Monday was the last day residents could turn in candidate affidavits and the required 25 signatures from district constituents to run for City Council.
The District I and II seats are the only ones being contested in the November election. Incumbent Paul Strong is running uncontested in District III and incumbent Steve Ivancie does not have a challenger for the at-large seat.
In District I, former city employee Sue Dellinger will run against incumbent Bud Romberg.
Brenner, who served on the council for four years, will run against Planning Commission Chair Kathi Meyer and Marcus Williams for the District II seat. Meyer and Williams announced their candidacies more than a month ago.
It will be the second time Brenner has run for the District II seat. He lost to Loui Antonucci in 2001.
In the two years that he has been off the council, Brenner has been involved in the Routt County Planning Commission and the Steamboat Springs Community Area Plan Update. He also has spoke out against a proposed water consolidation going before the voters and for obtaining recreational water rights.
"I realized that I still cared about what happens in our community. I still follow things in the community and I haven't lost a sense of involvement," he said.
Meyer, who ran for the at-large position in 2001 and lost to Ivancie by 41 votes, said she was glad to see competition in the District II race and said it should spark good discussion about community issues.

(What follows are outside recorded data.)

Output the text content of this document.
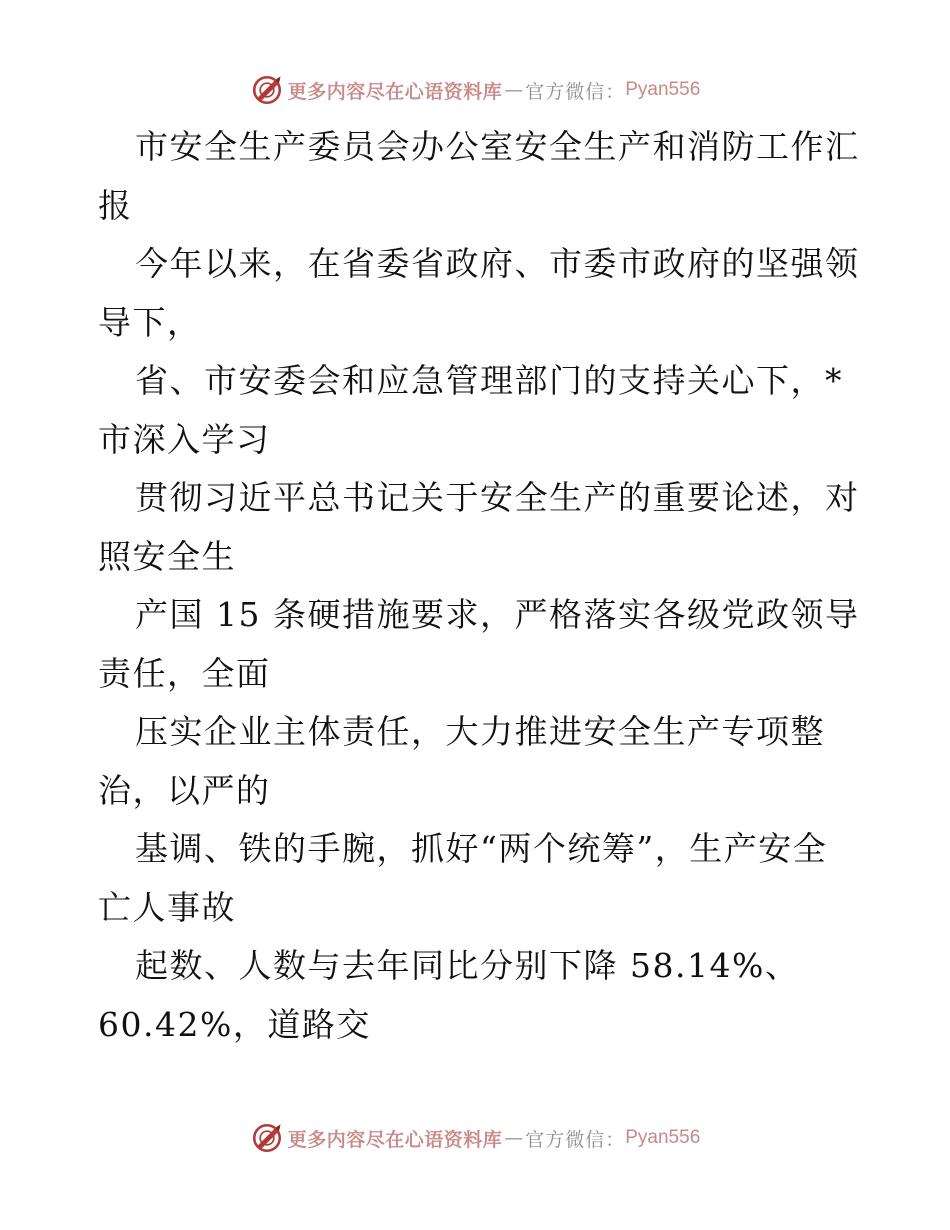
更多内容尽在心语资料库 — 官方微信： Pyan556
市安全生产委员会办公室安全生产和消防工作汇
报
今年以来，在省委省政府、市委市政府的坚强领
导下，
省、市安委会和应急管理部门的支持关心下，*
市深入学习
贯彻习近平总书记关于安全生产的重要论述，对
照安全生
产国 15 条硬措施要求，严格落实各级党政领导
责任，全面
压实企业主体责任，大力推进安全生产专项整
治，以严的
基调、铁的手腕，抓好“两个统筹”，生产安全
亡人事故
起数、人数与去年同比分别下降 58.14%、
60.42%，道路交
更多内容尽在心语资料库 — 官方微信： Pyan556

"There are three really different people with really different backgrounds. That is what we need for discussion," she said.

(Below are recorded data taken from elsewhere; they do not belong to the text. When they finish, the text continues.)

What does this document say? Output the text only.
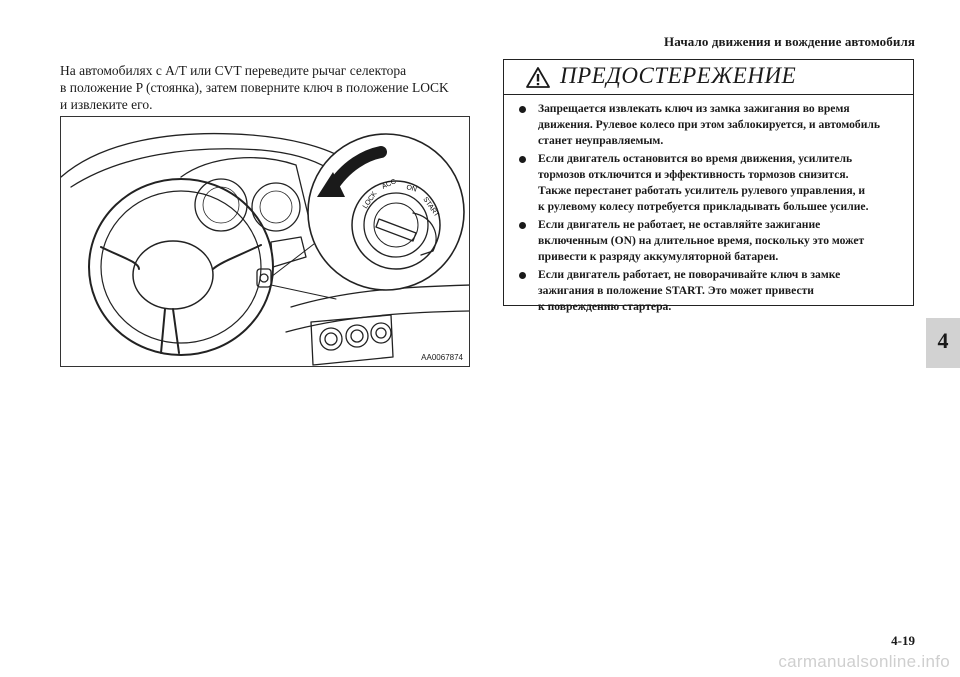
Начало движения и вождение автомобиля
На автомобилях с A/T или CVT переведите рычаг селектора
в положение P (стоянка), затем поверните ключ в положение LOCK
и извлеките его.
LOCK
ACC ON
START
AA0067874
ПРЕДОСТЕРЕЖЕНИЕ
Запрещается извлекать ключ из замка зажигания во время
движения. Рулевое колесо при этом заблокируется, и автомобиль
станет неуправляемым.
Если двигатель остановится во время движения, усилитель
тормозов отключится и эффективность тормозов снизится.
Также перестанет работать усилитель рулевого управления, и
к рулевому колесу потребуется прикладывать большее усилие.
Если двигатель не работает, не оставляйте зажигание
включенным (ON) на длительное время, поскольку это может
привести к разряду аккумуляторной батареи.
Если двигатель работает, не поворачивайте ключ в замке
зажигания в положение START. Это может привести
к повреждению стартера.
4
4-19
carmanualsonline.info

When Meyer ran against Ivancie last election, they had similar views on affordable housing, working with constituents and the belief that the city needs to manage growth.
Later in the race, they differed on the role of the business community, with Meyer in favor of the proposed transportation tax.
"My sense, the differences will be evident from day one," Meyer said about this year's race.
Williams could not be reached for comment.
Strong is glad to not have to raise money or run ads in his bid for City Council, but he wishes there was more participation.
"I do think it is unfortunate we don't have more people interested in serving our community," he said. "It is unfortunate when we don't have an opportunity to make choices."